Gamache closed one catalog book and turned to another, his finger working down the long pages with the precise writing.

 

“Found one,” said Elizabeth a few minutes later. “It’s 9-8466 to 9-8594. Donated in 1899 by Madame Claude Marchand of Montreal.”

 

“Nothing more specific?” Gamache asked, his heart sinking. Those were the only entries that might be what Augustin Renaud was interested in but he found it hard to believe a trip in the 1830s around Africa was of interest to the Champlain expert, or a collection of sermons. Even less promising was a lot of more than one hundred books given by a woman in Montreal.
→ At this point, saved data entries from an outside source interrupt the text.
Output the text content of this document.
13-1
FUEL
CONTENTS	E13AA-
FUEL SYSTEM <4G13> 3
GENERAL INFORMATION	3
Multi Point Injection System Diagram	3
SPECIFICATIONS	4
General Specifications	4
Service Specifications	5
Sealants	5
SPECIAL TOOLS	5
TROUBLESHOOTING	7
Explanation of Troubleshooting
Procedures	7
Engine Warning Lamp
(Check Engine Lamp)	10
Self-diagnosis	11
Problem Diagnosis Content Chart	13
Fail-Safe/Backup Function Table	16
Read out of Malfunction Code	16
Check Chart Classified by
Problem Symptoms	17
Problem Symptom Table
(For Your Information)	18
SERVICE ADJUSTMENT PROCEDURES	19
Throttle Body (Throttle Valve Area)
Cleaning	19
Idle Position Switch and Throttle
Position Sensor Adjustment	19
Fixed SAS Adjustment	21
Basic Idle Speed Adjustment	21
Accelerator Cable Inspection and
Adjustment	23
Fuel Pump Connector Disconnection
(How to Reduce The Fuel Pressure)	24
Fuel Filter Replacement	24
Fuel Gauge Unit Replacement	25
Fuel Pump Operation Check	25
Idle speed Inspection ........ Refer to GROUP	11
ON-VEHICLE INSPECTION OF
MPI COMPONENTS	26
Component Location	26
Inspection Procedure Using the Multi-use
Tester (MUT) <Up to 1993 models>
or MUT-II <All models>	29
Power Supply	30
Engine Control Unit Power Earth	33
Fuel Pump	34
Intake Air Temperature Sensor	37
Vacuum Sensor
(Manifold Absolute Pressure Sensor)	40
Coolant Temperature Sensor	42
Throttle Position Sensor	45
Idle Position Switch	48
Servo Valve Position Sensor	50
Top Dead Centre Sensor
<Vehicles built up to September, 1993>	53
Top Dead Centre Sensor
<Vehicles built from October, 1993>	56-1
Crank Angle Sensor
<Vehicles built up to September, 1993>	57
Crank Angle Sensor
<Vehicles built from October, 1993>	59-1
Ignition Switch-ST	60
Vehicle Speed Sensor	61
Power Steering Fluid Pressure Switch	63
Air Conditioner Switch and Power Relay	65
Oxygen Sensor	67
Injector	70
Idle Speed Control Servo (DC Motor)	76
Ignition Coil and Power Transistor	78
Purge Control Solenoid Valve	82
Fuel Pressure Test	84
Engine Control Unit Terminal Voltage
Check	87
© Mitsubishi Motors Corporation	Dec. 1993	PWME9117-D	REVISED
Still, it was the only lead.

 

“Are those books still in the library?”

 

“Let’s see,” said Winnie, taking the information over to their “modern” system. A card catalog. After a few minutes she looked up.

 

“The sermon book is in the library, though it hasn’t been given a Dewey number yet. The horn of Africa one must still be in a box somewhere.”

 

“And the Montreal lot?” Gamache asked.

 

“I don’t know. All we have here is the lot number. It doesn’t say what happened to the specific books.”

 

“May I have the book of sermons, please?”

 

Winnie found it in the library and signed it out to him. He was the first to ever take it out. Gamache thanked them and left, walking with Henri back down the hill, their feet making prints side-by-side in the fluffy snow.

 

Once home he went onto his laptop and started searching. émile returned and made a simple dinner of clay pot chicken and vegetables. After dinner Gamache went back to work, trying to track down Colonel Ephram Hoskins and Kathleen Williams. Colonel Hoskins died of malaria and was buried in the Congo. His book was considered important at the time then quickly fell into obscurity.

 

There was absolutely no connection to Champlain, Québec or Renaud.

 

Kathleen Williams turned out to be a steadfast benefactor of the Anglican Cathedral of Holy Trinity in old Québec. Her husband was a prosperous dry goods merchant and her son became a ship’s captain. Gamache stared at the scant information, willing something to jump out at him, some connection he was missing.

 

Still sitting at the desk he scanned the book of sermons, a collection of stern Victorian lectures. Nothing about Québec, Champlain, or God as far as Gamache could tell.